2- Said Nursî’nin en mühim kitabı olan Hüccetü’l-Bâliğa adlı kitabın bir münâcat kısmında: “Bu dünya fânidir. En büyük dava, bâki olan âlemi kazanmaktır. İnsanın itikadı sağlam olmazsa davayı kaybeder. Hakiki dava budur. Bunun haricindeki davalara karışmak zararlıdır. Siyasetle meşgul olan, ehemmiyetli hizmetlerinden geri kalır. Hem de siyaset boğuşmalarına kapılanlar, selâmet-i kalbini kaybeder.” der.

3- Yirmi Altıncı Lem’a’da “İhtiyar dünyada, benim hakiki vazifem, neşr-i esrar-ı Kur’aniyedir.” (Sahife: 45). Bu memleketle, hamiyet-i İslâmiye noktasından alâkadarım. Yoksa benim ne hanem var ne evladım.” (Sahife: 59).
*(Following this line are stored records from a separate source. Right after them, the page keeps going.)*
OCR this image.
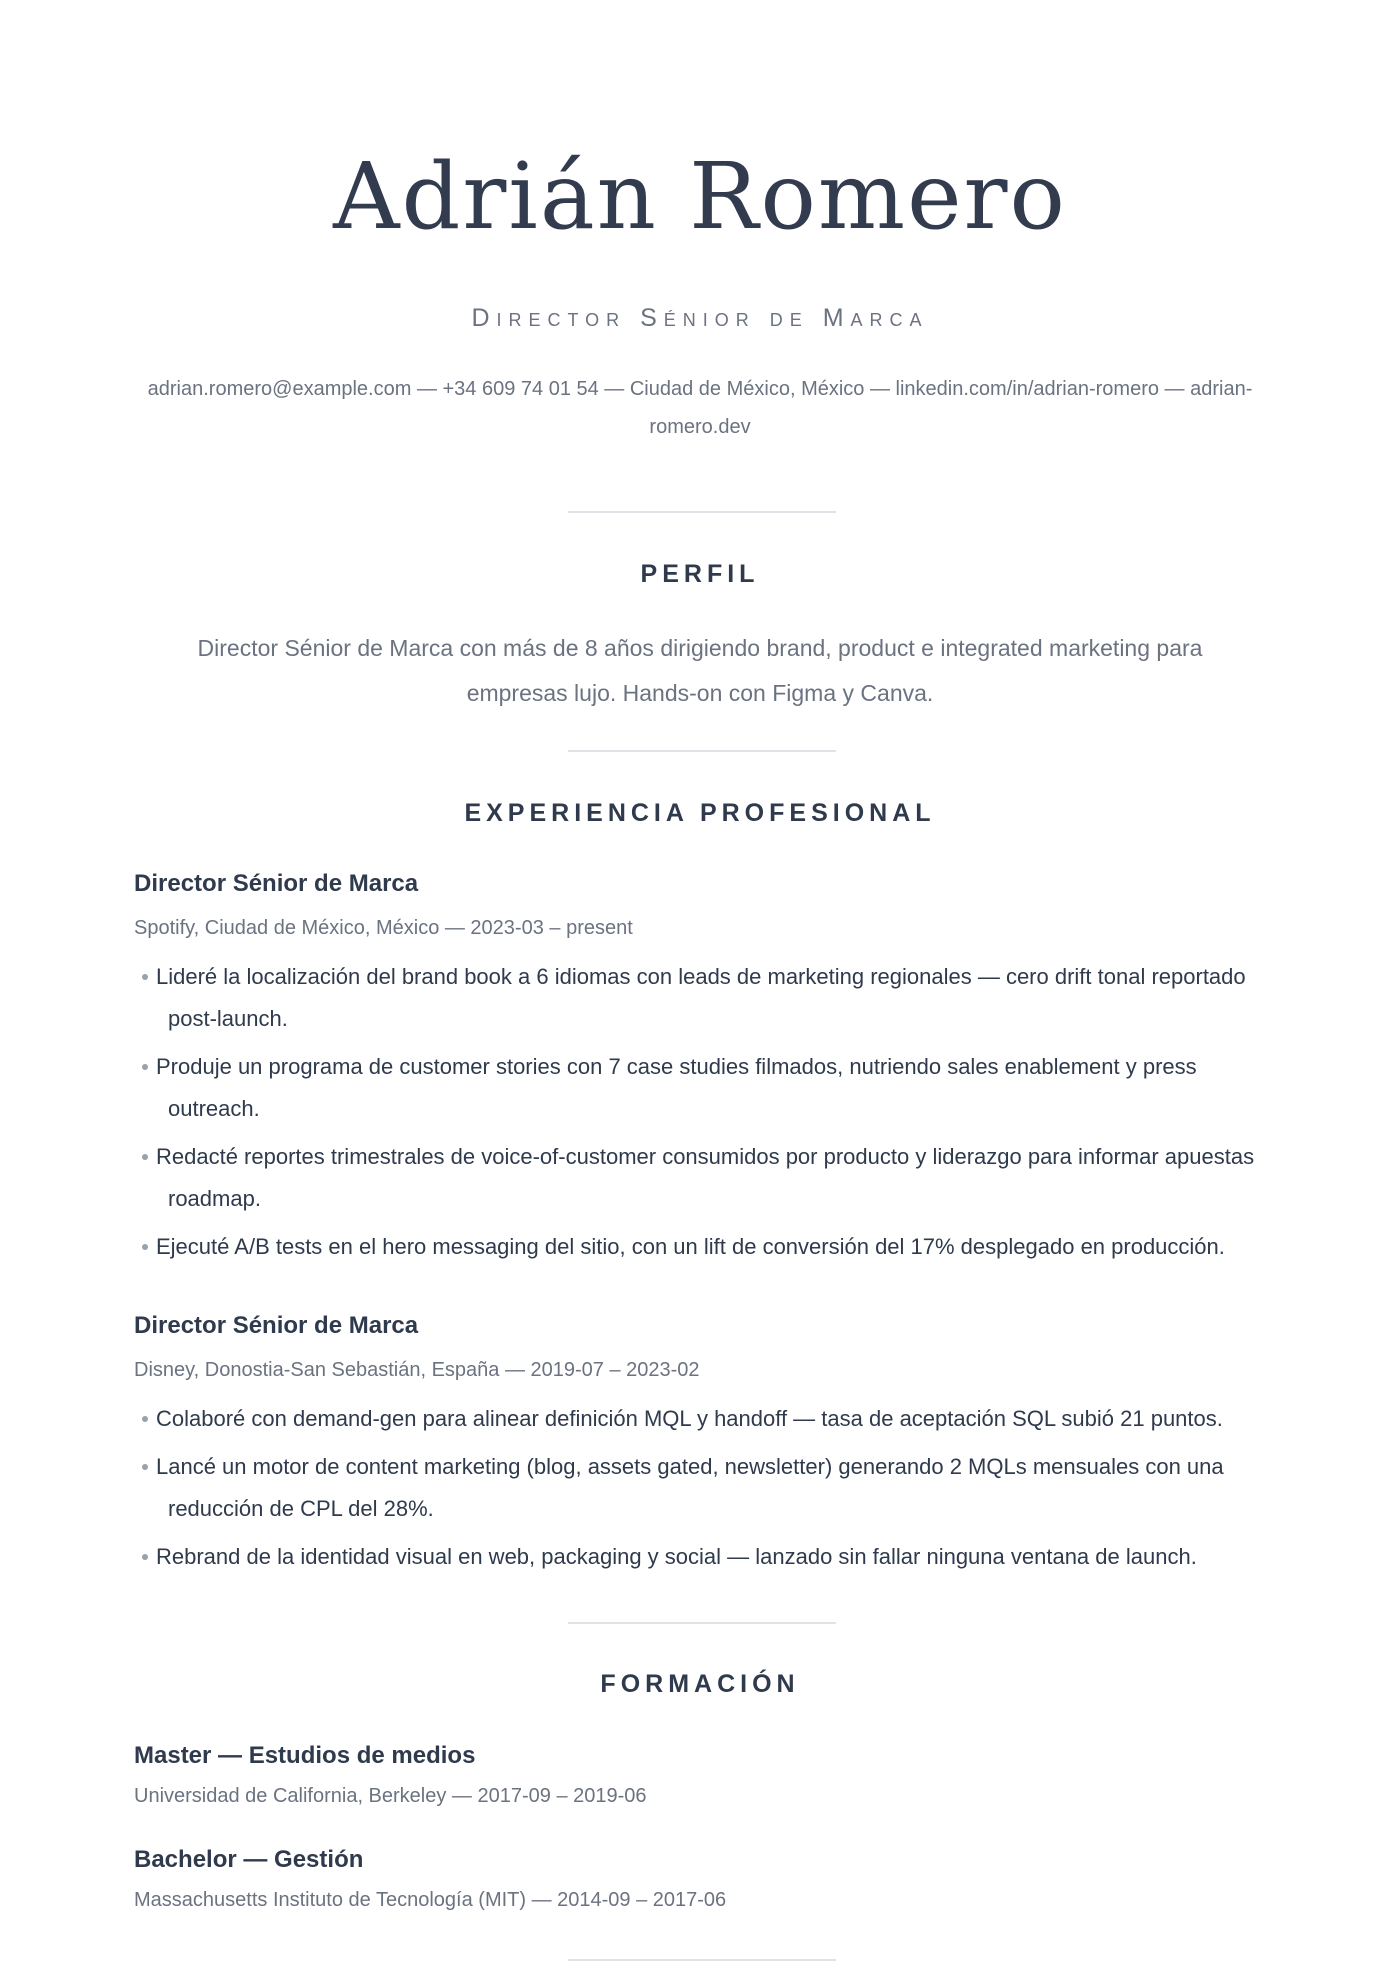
Adrián Romero
Director Sénior de Marca
adrian.romero@example.com — +34 609 74 01 54 — Ciudad de México, México — linkedin.com/in/adrian-romero — adrian-romero.dev
PERFIL
Director Sénior de Marca con más de 8 años dirigiendo brand, product e integrated marketing para empresas lujo. Hands-on con Figma y Canva.
EXPERIENCIA PROFESIONAL
Director Sénior de Marca
Spotify, Ciudad de México, México — 2023-03 – present
Lideré la localización del brand book a 6 idiomas con leads de marketing regionales — cero drift tonal reportado post-launch.
Produje un programa de customer stories con 7 case studies filmados, nutriendo sales enablement y press outreach.
Redacté reportes trimestrales de voice-of-customer consumidos por producto y liderazgo para informar apuestas roadmap.
Ejecuté A/B tests en el hero messaging del sitio, con un lift de conversión del 17% desplegado en producción.
Director Sénior de Marca
Disney, Donostia-San Sebastián, España — 2019-07 – 2023-02
Colaboré con demand-gen para alinear definición MQL y handoff — tasa de aceptación SQL subió 21 puntos.
Lancé un motor de content marketing (blog, assets gated, newsletter) generando 2 MQLs mensuales con una reducción de CPL del 28%.
Rebrand de la identidad visual en web, packaging y social — lanzado sin fallar ninguna ventana de launch.
FORMACIÓN
Master — Estudios de medios
Universidad de California, Berkeley — 2017-09 – 2019-06
Bachelor — Gestión
Massachusetts Instituto de Tecnología (MIT) — 2014-09 – 2017-06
4- Yirmi Birinci Lem’a’da kardeşlerine verdiği öğütlerden birinci düstur: “Amelinizde rıza-i İlahî olacak, maddî menfaat fikri olmayacak.” Bu yazılarda: “Ben sofi değilim.” “Mesleğimiz tarîkat değildir” (Sahife: 8). “Hubb-u câh ve nazarı kendine celbetmek, ruhî bir marazdır. Buna gizli bir şirk denir.” “Eğer mesleğimiz şeyhlik olsaydı makam bir olurdu, o makama çok namzetler olurdu. Mesleğimiz uhuvvettir. Kardeş kardeşe peder olamaz, mürşid vaziyetini takınamaz…”

***

Denizli Mahkemesinin İttifakla Verdiği Karar Suretidir

Şahitler ifadelerinde, maznunlara atıf ve isnad olunan suçu işledikleri hakkında adem-i malûmat beyan etmişler; bilhassa Ankara Ağır Ceza Mahkemesinden Emin Büke’nin riyaseti altında ehl-i vukuf intihab olunan Ankara Diyanet İşleri Müşavere Heyeti azasından ders-i âmm ve profesör Yusuf Ziya Yörükhan ve Ankara Dil-Tarih Fakültesi Şarkiyat Enstitüsü Müdürü Necati Lügal ve Türk Tarih Kurumu ve Türk-İslâm Kitapları Derleme Heyeti azasından Yusuf Aykut tarafından tanzim kılınan evrak arasında mevcud raporlarında: Said Nursî’nin yegân yegân tetkik olunan risale ve kitaplarında halkı; dini ve mukaddesatı âlet ederek devletin emniyetini ihlâle teşvik etmek veya cemiyet kurmak kasdında olduğunu gösterir bir sarahat, emare olmayıp kendisini yegane âlim mahiyetinde göstermeye meraklı bir tavır takındığı…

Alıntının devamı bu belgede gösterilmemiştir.